|USGS 7.5' Map:||Georgetown|
|Managed by:||Arapaho/Roosevelt National Forest,
Clear Creek Ranger District
|101 Chicago Creek
Idaho Springs, CO 80452
|Summary:||Spring Creek climbs up a ridge west of Silver Creek, south out of Lawson, following old mine roads. It has many obstacles to navigate.|
|Attractions:||Challenge, History, Mines|
|Natural - Closed by heavy snows.|
June - May still be snowed in at top
July - Best
August - Best
September - Best
October - Possible early snows
|Base Camp:||This would be a good place to base camp and explore the Saxon Mountain road, the Lamartine road, or the Cascade Creek road.
|Fall Colors:||Poor - Mostly pine forest.|
|Navigation:||From I-70 at Downieville, CO take Exit 234 and go 0.1 miles. Turn right toward County Road 308 and go 85 feet. Turn left onto County Road 308 and go 1.1 miles. Turn left onto Alvarado Road and go 423 feet. Turn left onto the Silver City Road to start Spring Creek 4WD road.
From Georgetown, CO at the I-70 exit, head east 128 feet. At the traffic circle, take the 3rd exit onto Argentine Street and go 1.4 miles. Continue onto Alvarado Road for 3.8 miles. Take a slight right onto Silver City Road to start Spring Creek 4WD road.
|History:||The town of Mill City sat below the mines of Red Elephant Hill on the north and Silver Creek on the south. Before the 1864 collapse the town had prospered. When the railroad arrived on its way to Georgetown, the community organizers asked the Post Office Department to reinstate the post office. Because another Mill City existed elsewhere, the Post Office Department required a different name, and residents chose Dumont for pioneer and founder John Dumont in 1880.
Prior to this new town name, in 1877, prospectors moved from Red Elephant Hill, crossed the valley to Columbian Mountain on the south side of the valley. They found several rich gold and silver veins and and began developing them. Diamond Joe, Gilbert, and James M. Daily quickly purchased the most promising group of claims, renamed them as the Diamond Joe, and developed them through the Daily Tunnel. William Moore, loosely associated with Diamond Joe, organized the Moore Mining & Smelting Company in 1880 and did well with the Murray. Just like the mines on Red Elephant Hill, the mines on the south side were within walking distance from Dumont. Some of the prospectors and miners established their own camp up on the mountain. One group lived in a cluster of cabins on upper Silver Creek and applied that name to their camp.

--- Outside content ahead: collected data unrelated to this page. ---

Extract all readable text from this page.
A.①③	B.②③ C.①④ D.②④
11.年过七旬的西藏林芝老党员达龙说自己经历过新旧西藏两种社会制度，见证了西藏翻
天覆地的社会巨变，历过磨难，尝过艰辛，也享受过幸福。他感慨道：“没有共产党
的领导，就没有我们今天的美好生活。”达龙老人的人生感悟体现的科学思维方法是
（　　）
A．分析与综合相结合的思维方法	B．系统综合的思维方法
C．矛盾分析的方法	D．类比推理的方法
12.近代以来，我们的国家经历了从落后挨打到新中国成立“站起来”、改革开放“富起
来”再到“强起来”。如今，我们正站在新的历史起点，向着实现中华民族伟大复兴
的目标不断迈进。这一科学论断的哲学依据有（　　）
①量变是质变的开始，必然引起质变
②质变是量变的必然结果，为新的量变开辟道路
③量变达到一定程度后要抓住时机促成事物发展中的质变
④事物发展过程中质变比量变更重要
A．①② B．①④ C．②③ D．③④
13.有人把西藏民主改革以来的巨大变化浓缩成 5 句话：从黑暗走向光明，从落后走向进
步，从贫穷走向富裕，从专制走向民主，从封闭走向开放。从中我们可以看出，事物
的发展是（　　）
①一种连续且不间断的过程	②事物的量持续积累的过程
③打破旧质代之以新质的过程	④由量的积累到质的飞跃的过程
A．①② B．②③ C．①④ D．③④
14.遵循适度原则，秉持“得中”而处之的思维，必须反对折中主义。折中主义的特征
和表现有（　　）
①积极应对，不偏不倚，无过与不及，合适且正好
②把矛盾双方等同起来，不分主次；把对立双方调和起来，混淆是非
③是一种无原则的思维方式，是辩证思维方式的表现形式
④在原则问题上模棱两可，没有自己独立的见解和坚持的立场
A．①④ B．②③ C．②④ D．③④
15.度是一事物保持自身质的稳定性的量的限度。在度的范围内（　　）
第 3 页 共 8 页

By the mid 1880's the mines around Dumont slowed production due to the high proportions silver, gold being the sought after metal. Dumont became relatively quiet and miners abandoned the camp of Silver Creek when most mines on Columbian Mountain closed.
Twitty, Eric Historic Context Interstate-70 Mountain Corridor Lafayette, Colorado: Mountain States Historical, 2014. Print.
|The Spring Creek road begins off of a frontage road west of Lawson/Dumont/Downieville right next to I-70. The road follows the old route to Silver Creek where Silver City once was. After the second switchback the challenges begin. The first obstacle is a large rock slab that takes some work to get up.
Past this obstacle the road will split, the left being FR712.2H, which dead ends just past the Nabob Mine. The right will continue climbing the switchbacks on a ridge west of Silver Creek. All through these switchback there will be obstacles to navigate.
At one exposed section of the road you will have a nice view of I-70.
The switchbacks will end as you reach the higher part of the ridge. This is where the Rock Garden is.
This section of the road is full of large boulders and requires picking the right route through, depending on your vehicles capability. Once you get through the Rock Garden the road will continue through the trees with only mud holes to deal with. It will come to a large open area before intersecting with the Lamartine road. From this intersection you can head left to Idaho Springs, or right to the Saxon Mountain road that goes down to Georgetown.